Following our trip to Runnymede, I continued to gain in strength, walking out more and more to drink from nature’s never ending power to replenish the soul. I had seen my neurosurgeon a few days before I was due to travel down to Kent with Daniel. He was utterly delighted with my progress, and encouraged me to continue to get back to normality. I nearly laughed out loud at that suggestion, for I no longer knew what that meant! However, Mr. Harris’s words of reassurance were enough to secure me my day out to Hever Castle.

When we set out on that pleasant morning in August, my relationship with Daniel had never been more beautiful, more intimate, or more promising. I was sure that the tide had begun to turn, even if just by degree, and oh, how much I wanted that tide to turn, to finally taste the possibility that Daniel and I would at last be able to contemplate beginning our life together.

When he dropped me off at the entrance to the castle, I kissed my lover and friend lightly on the lips, saying goodbye and sealing an agreement that he would pick me up in the same spot, three hours hence. If I’d had my way, I would surely have stayed all day, luxuriating in the feeling of being once more within the arms of my ghostly family. However, it was just six weeks since the rupture of my aneurysm, and although I was feeling so much stronger, I still tired easily. Thus, I agreed somewhat reluctantly to Daniel’s terms, thankful at least to have the opportunity to be close once more to the place which was as much my home as anywhere in this world.

I paid for my ticket and walked down the sweeping drive, the Boleyn family home revealing itself to me gradually from between the leafy foliage that adorned the surrounding parkland and which ran along each side of the driveway. I descended the winding path that had once actually headed northwards and parallel to the castle, sweeping through the heart of the medieval village of Hever. The settlement had long since been displaced by Lord Astor in his quest for total privacy, leaving instead the paved driveway to lead me eastward, into the heart of the Eden Valley and towards the gatehouse and the main entrance to the building.
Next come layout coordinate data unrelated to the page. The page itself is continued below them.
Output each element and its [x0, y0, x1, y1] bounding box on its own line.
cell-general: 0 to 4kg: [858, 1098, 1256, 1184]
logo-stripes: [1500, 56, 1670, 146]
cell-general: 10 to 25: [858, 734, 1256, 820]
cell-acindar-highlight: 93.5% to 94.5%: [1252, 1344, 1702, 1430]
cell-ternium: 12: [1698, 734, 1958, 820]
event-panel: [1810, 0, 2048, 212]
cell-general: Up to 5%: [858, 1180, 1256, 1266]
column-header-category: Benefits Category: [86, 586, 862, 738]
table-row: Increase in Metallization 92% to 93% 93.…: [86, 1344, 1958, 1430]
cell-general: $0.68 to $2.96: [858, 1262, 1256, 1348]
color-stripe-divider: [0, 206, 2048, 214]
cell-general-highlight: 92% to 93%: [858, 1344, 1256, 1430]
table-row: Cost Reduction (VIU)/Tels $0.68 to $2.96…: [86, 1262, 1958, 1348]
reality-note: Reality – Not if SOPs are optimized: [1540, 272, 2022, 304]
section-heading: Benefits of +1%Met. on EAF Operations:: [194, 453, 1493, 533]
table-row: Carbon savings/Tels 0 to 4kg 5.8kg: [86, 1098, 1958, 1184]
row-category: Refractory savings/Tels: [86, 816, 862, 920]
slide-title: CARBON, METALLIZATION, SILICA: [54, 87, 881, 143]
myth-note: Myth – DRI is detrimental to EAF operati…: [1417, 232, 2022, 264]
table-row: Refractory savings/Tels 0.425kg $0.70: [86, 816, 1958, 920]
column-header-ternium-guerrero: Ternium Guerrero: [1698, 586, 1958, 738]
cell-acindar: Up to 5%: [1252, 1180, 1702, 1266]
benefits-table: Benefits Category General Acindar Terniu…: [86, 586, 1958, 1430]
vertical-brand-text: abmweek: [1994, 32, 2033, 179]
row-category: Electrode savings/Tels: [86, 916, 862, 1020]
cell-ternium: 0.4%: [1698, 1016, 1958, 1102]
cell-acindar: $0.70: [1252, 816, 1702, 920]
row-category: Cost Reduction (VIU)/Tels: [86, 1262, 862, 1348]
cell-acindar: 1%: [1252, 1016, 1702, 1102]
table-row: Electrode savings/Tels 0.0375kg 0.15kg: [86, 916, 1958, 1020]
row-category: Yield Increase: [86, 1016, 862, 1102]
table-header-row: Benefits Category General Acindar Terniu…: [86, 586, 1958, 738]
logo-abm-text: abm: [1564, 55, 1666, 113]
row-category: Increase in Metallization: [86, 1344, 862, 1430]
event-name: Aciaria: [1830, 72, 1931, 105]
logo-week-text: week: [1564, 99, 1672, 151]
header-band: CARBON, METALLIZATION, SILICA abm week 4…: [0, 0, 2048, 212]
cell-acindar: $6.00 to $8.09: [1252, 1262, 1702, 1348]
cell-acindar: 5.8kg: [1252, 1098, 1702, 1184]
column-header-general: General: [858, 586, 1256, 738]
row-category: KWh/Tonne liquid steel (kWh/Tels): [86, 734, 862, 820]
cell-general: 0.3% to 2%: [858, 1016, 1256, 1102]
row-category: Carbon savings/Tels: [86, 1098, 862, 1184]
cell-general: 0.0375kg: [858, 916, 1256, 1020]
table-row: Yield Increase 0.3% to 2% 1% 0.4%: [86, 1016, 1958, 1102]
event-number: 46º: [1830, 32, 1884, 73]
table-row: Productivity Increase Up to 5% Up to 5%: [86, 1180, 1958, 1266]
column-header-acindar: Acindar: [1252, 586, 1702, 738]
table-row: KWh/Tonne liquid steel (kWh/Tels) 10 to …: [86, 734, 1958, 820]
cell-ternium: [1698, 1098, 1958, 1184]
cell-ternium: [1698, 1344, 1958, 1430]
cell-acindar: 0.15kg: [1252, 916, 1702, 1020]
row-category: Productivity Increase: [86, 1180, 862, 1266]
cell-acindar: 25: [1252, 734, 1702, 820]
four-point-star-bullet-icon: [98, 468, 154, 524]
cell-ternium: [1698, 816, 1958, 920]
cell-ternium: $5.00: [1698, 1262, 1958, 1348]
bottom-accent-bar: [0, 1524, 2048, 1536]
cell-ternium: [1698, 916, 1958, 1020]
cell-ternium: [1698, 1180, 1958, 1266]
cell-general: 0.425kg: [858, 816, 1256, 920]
It was the perfect late summer’s day; the morning already melting beneath a pristine, flawless sky. The gentlest of breezes touched my skin, keeping the heavy heat of the approaching midday sun at bay; whilst circling languidly above my head, climbing skyward upon hot thermals, the screech of a hawk reminded me of the day when Henry and I had picnicked at Windsor Lodge; the day that the King had so fervently declared his love for Anne Boleyn. As I looked around, I noted that the profusion of colour associated with midsummer had long since returned to the earth, but the vibrancy of green, manicured lawns set against the azure sky and the mellow sandstone of the castle’s ivy clad walls, remained truly enchanting. I paused for a moment, as I beheld the most welcome of sights; my home, waiting for me patiently as she had done for nearly 500 years.

It was the place that nurtured me as I took my first tentative steps in a world that had only previously lived in my fertile imagination. I had known some of the happiest times of my life there, and closing my eyes, I imagined the castle just as I had last seen it. Of course, I had been half delirious with the sweat when I returned home with my parents from Greenwich, but I could never forget the sight of my beloved Hever. There it was, in the theatre of my imagination; the small settlement of several, rather modest wattle and daub houses that formed the village of Hever to my left; then straight in front of me, directly in front of the castle itself, a large area of swampland, which originally protected the south facing gatehouse from attack. When I opened my eyes, the rugged beauty had gone; in its place, a far prettier, more manicured version; the marsh long ago drained, replaced by lawns, topiaried hedging, and a second, perfectly formed moat, which was crossed by a bridge leading towards higher ground to the south.